I haven't had a chance to read Nassim Nicholas Taleb's book "The Black Swan: The Impact of The Highly Improbable" yet, but I thought that Niall Ferguson's piece in the Telegraph last week, on it and how it relates to the coverage of the Virgina Tech massacre, was pretty eye-opening. The key insight is that there is a human cognitive bias which prevents us from appreciating improbable events - we tend to conflate improbable with impossible - and we are also naturally predisposed towards creating narratives or "retrospective predictions" for such events. It's easy (or rather facile) to see *now* the sequence of events leading to Cho's rampage and it's an easy trap to fall into to (incorrectly) assume that this sequence should have been obvious before the massacre.

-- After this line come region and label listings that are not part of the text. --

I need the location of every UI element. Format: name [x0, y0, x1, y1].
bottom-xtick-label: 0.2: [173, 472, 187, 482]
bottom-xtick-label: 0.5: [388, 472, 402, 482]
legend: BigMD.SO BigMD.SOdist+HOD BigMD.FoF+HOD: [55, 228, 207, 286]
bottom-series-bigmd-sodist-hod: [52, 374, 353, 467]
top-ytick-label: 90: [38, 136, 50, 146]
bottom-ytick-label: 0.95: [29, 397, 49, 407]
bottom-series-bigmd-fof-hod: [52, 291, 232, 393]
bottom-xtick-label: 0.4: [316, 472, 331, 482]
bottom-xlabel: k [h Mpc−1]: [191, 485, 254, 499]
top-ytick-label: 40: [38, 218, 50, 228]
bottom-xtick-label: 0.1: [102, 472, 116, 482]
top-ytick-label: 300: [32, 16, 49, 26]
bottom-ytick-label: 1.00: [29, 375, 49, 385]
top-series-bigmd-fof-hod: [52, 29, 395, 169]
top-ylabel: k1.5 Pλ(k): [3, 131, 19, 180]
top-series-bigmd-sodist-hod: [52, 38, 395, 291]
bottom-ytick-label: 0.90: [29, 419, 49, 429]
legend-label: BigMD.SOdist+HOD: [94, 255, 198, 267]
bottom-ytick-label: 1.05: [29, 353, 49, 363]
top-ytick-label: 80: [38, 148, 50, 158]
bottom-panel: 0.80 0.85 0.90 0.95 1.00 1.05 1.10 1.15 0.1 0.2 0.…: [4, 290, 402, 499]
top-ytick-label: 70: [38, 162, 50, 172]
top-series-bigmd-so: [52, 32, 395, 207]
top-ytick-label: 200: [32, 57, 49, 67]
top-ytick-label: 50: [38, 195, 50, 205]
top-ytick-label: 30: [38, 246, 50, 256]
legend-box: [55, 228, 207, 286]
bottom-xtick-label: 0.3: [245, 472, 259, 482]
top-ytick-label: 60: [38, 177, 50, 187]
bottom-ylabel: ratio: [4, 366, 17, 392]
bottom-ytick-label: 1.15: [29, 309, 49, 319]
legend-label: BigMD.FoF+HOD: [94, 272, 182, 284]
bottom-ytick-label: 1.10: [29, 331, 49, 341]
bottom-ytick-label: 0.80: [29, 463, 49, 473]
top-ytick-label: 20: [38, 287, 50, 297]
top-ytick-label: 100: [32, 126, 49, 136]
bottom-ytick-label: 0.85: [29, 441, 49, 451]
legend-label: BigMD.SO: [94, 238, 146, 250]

By chance a similar discussion about a "family annihilation" has been taking place here in Ireland: Adrian Dunne killed his two young daughters and his wife (the official line is that she wasn't herself involved with the planning and implementation of these killings) before hanging himself. Most of the debate centres around what could and should have been done by the authorities to prevent this tragedy: Dunne had visited a funeral home shortly before and had ordered four coffins and given detailed instructions for the funeral in the event that an "accident" took place. The popular, and in my view incorrect, assumption seems to be that this event was utterly predictable given the (now) compelling narrative leading up to it.


Online discussion ennui

I used to blog at Internet Commentator but have let that pretty much lapse. The principal reason for neglecting it was the overwhelming sense of ennui which had begun to descend (almost) every time I considered any kind of internet commentary, whether by blogging, or even just commenting on websites. This ennui stems from a growing awareness - thanks to discussions here and posts at blogs such as Overcoming Bias - of both my own capacity for bias and - from all sorts of online discussions - of how tenacious and irrationally held many entrenched beliefs are.

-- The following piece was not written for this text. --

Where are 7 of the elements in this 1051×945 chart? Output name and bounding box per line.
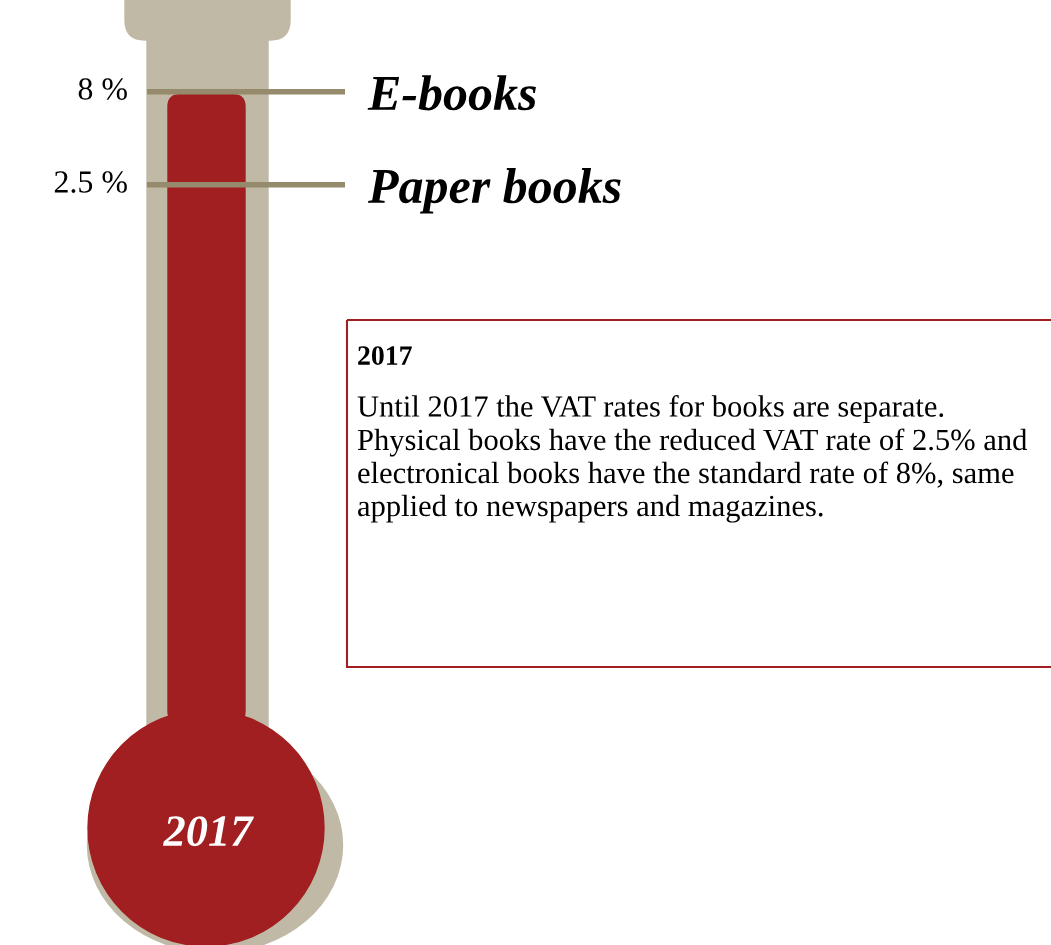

The key implication of the former insight is that it's worth checking for over-confidence in the correctness of your opinions and your assessment of the opinions and motivations of your opponents. It's not so much that I'm embarrassed by my blog postings between 2003 and 2006 but I have had cause to revise my opinions on some issues. I don't think that I was overly uncharitable to those with whom I disagreed and if anything my cynicism towards political "activists" has even deepened, but I do think I could have tried harder, say in the case of Iraq, to find the best possible argument against my position as opposed to taking on the median argument or a biased interpretation of a better argument.

An implication of the latter insight is that most online discussions are futile and a wasteful use of precious time and energy. It's so easy to get sucked into a discussion, let it occupy a lot of your thinking and achieve nothing at the end of it save the pointless satisfaction of besting your opponent for the benefit of some hypothetical (and probably non-existent) "neutral" observer. It's not that I seek to restrict online discussions to an echo chamber populated by those with whom I already agree, far from it. It's just that I don't have any interested in getting sucked into debates with those who have entrenched opinions on the matter. Such entrenchment is mercifully rare here so I do hope to get involved.